Verre ha rubato quattro statue bellissime

In urbe Messana in Heii aedibus erat sacrarium, a maioribus traditum perantiquum, in quo signa pulcherrima quattuor summo artificio, summa nobilitate, quae quemvis nostrum delectare possent, unum Cupidinis marmoreum Praxiteli; alterum Herculis egregie factum ex aere; id dicebatur esse Myronis, ut opinor, et certe. Ante hos deos erant arulae, quae cuivis religionem sacrarii significabant. Praeterea erant duo aenea signa, non maxima, verum eximia venustate; – earum artifex quis (erat) quisnam? – Polycletum esse dicebant. Quicumque Messanam venerat, haec visere solebat.
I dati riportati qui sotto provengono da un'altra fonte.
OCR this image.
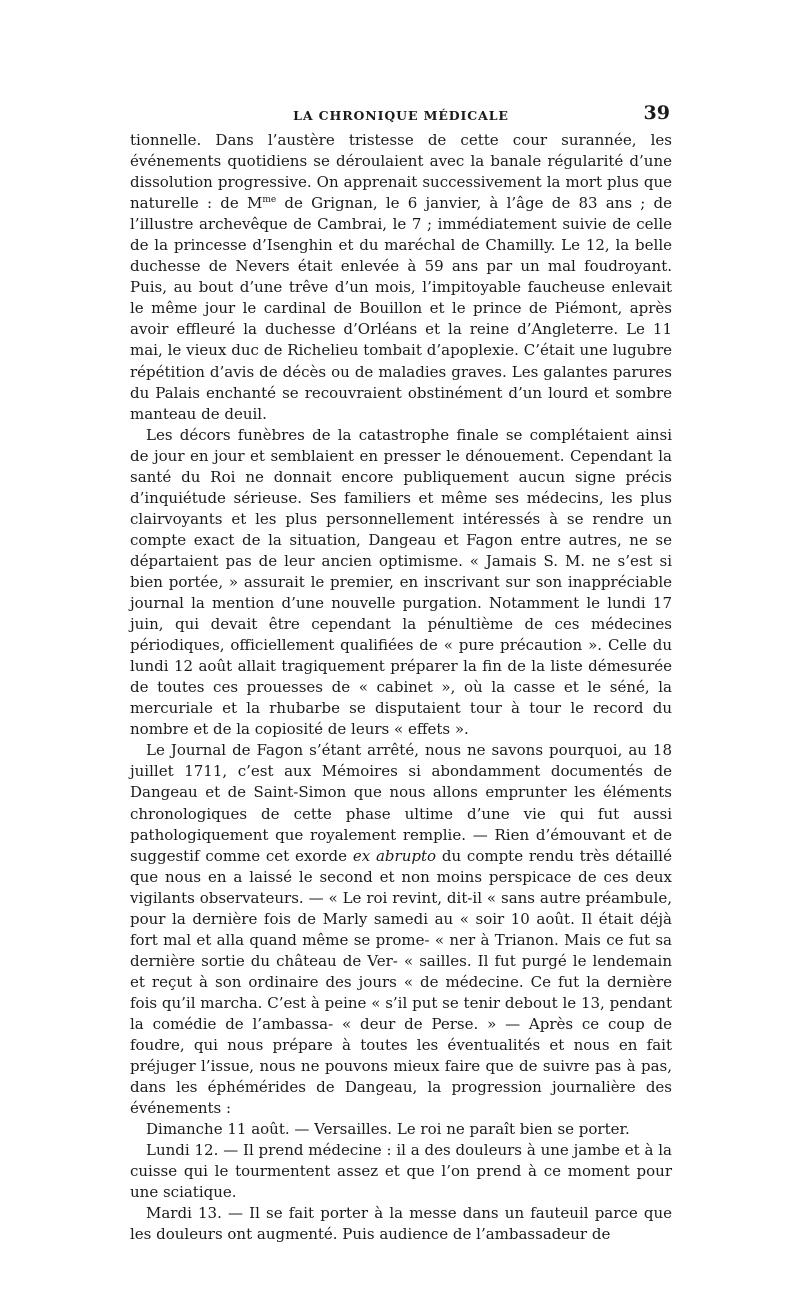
LA CHRONIQUE MÉDICALE	39

tionnelle. Dans l’austère tristesse de cette cour surannée, les événements quotidiens se déroulaient avec la banale régularité d’une dissolution progressive. On apprenait successivement la mort plus que naturelle : de $M^{me}$ de Grignan, le 6 janvier, à l’âge de 83 ans ; de l’illustre archevêque de Cambrai, le 7 ; immédiatement suivie de celle de la princesse d’Isenghin et du maréchal de Chamilly. Le 12, la belle duchesse de Nevers était enlevée à 59 ans par un mal foudroyant. Puis, au bout d’une trêve d’un mois, l’impitoyable faucheuse enlevait le même jour le cardinal de Bouillon et le prince de Piémont, après avoir effleuré la duchesse d’Orléans et la reine d’Angleterre. Le 11 mai, le vieux duc de Richelieu tombait d’apoplexie. C’était une lugubre répétition d’avis de décès ou de maladies graves. Les galantes parures du Palais enchanté se recouvraient obstinément d’un lourd et sombre manteau de deuil.

Les décors funèbres de la catastrophe finale se complétaient ainsi de jour en jour et semblaient en presser le dénouement. Cependant la santé du Roi ne donnait encore publiquement aucun signe précis d’inquiétude sérieuse. Ses familiers et même ses médecins, les plus clairvoyants et les plus personnellement intéressés à se rendre un compte exact de la situation, Dangeau et Fagon entre autres, ne se départaient pas de leur ancien optimisme. « Jamais S. M. ne s’est si bien portée, » assurait le premier, en inscrivant sur son inappréciable journal la mention d’une nouvelle purgation. Notamment le lundi 17 juin, qui devait être cependant la pénultième de ces médecines périodiques, officiellement qualifiées de « pure précaution ». Celle du lundi 12 août allait tragiquement préparer la fin de la liste démesurée de toutes ces prouesses de « cabinet », où la casse et le séné, la mercuriale et la rhubarbe se disputaient tour à tour le record du nombre et de la copiosité de leurs « effets ».

Le Journal de Fagon s’étant arrêté, nous ne savons pourquoi, au 18 juillet 1711, c’est aux Mémoires si abondamment documentés de Dangeau et de Saint-Simon que nous allons emprunter les éléments chronologiques de cette phase ultime d’une vie qui fut aussi pathologiquement que royalement remplie. — Rien d’émouvant et de suggestif comme cet exorde ex abrupto du compte rendu très détaillé que nous en a laissé le second et non moins perspicace de ces deux vigilants observateurs. — « Le roi revint, dit-il « sans autre préambule, pour la dernière fois de Marly samedi au « soir 10 août. Il était déjà fort mal et alla quand même se prome- « ner à Trianon. Mais ce fut sa dernière sortie du château de Ver- « sailles. Il fut purgé le lendemain et reçut à son ordinaire des jours « de médecine. Ce fut la dernière fois qu’il marcha. C’est à peine « s’il put se tenir debout le 13, pendant la comédie de l’ambassa- « deur de Perse. » — Après ce coup de foudre, qui nous prépare à toutes les éventualités et nous en fait préjuger l’issue, nous ne pouvons mieux faire que de suivre pas à pas, dans les éphémérides de Dangeau, la progression journalière des événements :

Dimanche 11 août. — Versailles. Le roi ne paraît bien se porter.

Lundi 12. — Il prend médecine : il a des douleurs à une jambe et à la cuisse qui le tourmentent assez et que l’on prend à ce moment pour une sciatique.

Mardi 13. — Il se fait porter à la messe dans un fauteuil parce que les douleurs ont augmenté. Puis audience de l’ambassadeur de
Haec omnia signa quae dixi, iudices, ab Heii sacrario Verres abstulit; nullum, inquam, horum reliquit.

Cicerone

Nella città di Messina nella casa di Eio c’era una cappella, molto antica lasciata dagli antenati, nella quale (vi erano) quattro bellissime statue di pregiatissima fattura, di grandissima rinomanza, che potevano deliziare chiunque di noi, una un Cupido di marmo di Prassitele; l’altra di Ercole di bronzo realizzata egregiamente; si diceva fosse di Mirone, come credo, e senza dubbio. Davanti a queste divinità c’erano dei piccoli altari, che indicavano a chiunque la venerabilità della cappella. Vi erano inoltre due statue di bronzo, non molto grandi, ma di straordinaria finezza; – chi (era) l’artefice di esse? Chi mai? – dicevano fosse Policleto. Chiunque fosse giunto a Messina, era solito andare a vederle. Tutte queste statue che ho detto, o giudici, Verre rubò dalla cappella di Eio; nessuna di queste, dico, ha lasciato.